Nevertheless, the charging order protection provisions of Senate Bill 242 do not apply to all Nevada corporations. Rather, the stock of a Nevada corporation will be exempt from execution only if the following requirements are satisfied:
- The corporation has more than 1 but less than 100 stockholders of record at any time;
- The corporation is not a subsidiary of a publicly traded corporation, either in whole or in part; and
- The corporation is not a professional corporation as defined in NRS 89.020.
Whether you are a Nevada resident or live elsewhere, Nevada’s charging order protection for small corporations poses a substantial legal hurdle for a creditor to overcome. Since obtaining a charging order (and thereby only a right to distributions) is not a very effective remedy for a creditor, corporate debtors will now have negotiating leverage with creditors that could result in a debtor-friendly settlement.

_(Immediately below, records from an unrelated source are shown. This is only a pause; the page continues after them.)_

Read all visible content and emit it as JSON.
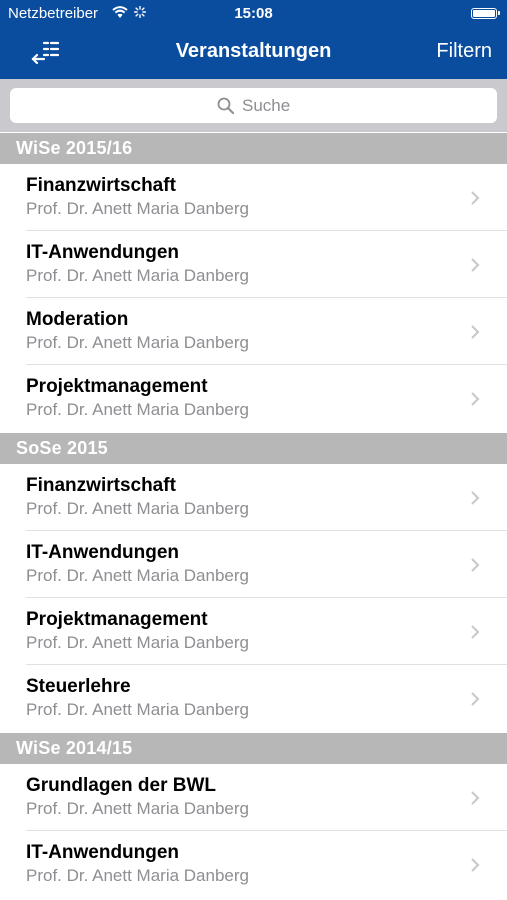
{
  "status": {
    "carrier": "Netzbetreiber",
    "time": "15:08"
  },
  "nav": {
    "title": "Veranstaltungen",
    "filter_label": "Filtern"
  },
  "search": {
    "placeholder": "Suche"
  },
  "sections": [
    {
      "title": "WiSe 2015/16",
      "items": [
        {
          "title": "Finanzwirtschaft",
          "subtitle": "Prof. Dr. Anett Maria Danberg"
        },
        {
          "title": "IT-Anwendungen",
          "subtitle": "Prof. Dr. Anett Maria Danberg"
        },
        {
          "title": "Moderation",
          "subtitle": "Prof. Dr. Anett Maria Danberg"
        },
        {
          "title": "Projektmanagement",
          "subtitle": "Prof. Dr. Anett Maria Danberg"
        }
      ]
    },
    {
      "title": "SoSe 2015",
      "items": [
        {
          "title": "Finanzwirtschaft",
          "subtitle": "Prof. Dr. Anett Maria Danberg"
        },
        {
          "title": "IT-Anwendungen",
          "subtitle": "Prof. Dr. Anett Maria Danberg"
        },
        {
          "title": "Projektmanagement",
          "subtitle": "Prof. Dr. Anett Maria Danberg"
        },
        {
          "title": "Steuerlehre",
          "subtitle": "Prof. Dr. Anett Maria Danberg"
        }
      ]
    },
    {
      "title": "WiSe 2014/15",
      "items": [
        {
          "title": "Grundlagen der BWL",
          "subtitle": "Prof. Dr. Anett Maria Danberg"
        },
        {
          "title": "IT-Anwendungen",
          "subtitle": "Prof. Dr. Anett Maria Danberg"
        }
      ]
    }
  ],
  "colors": {
    "nav_bar": "#0a4d9f",
    "section_header": "#b7b7b7",
    "subtitle": "#8e8e93"
  },
  "icons": {
    "menu": "menu-list-icon",
    "search": "search-icon",
    "disclosure": "chevron-right-icon",
    "wifi": "wifi-icon",
    "activity": "activity-spinner-icon",
    "battery": "battery-icon"
  }
}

Furthermore, there is a popular belief that, pursuant to Revenue Ruling 77-137, the owner of the charging order will be taxed on the income attributable to the charged interest regardless of whether the entity actually distributes any of its income. While many practitioners are not of the belief that Revenue Ruling 77-137 stands for the proposition that the creditor will need to pay taxes on phantom income, the threat alone of “KO by the K-1” can be enough to convince a creditor to accept a settlement favorable to the debtor.
Therefore, even if you are a non-resident of Nevada, the costs of setting up this legal hurdle (e.g., the annual cost of the registered agent) are generally inexpensive when contrasted with the potential benefits of an out of state judge applying Nevada’s unique corporate charging order protection law.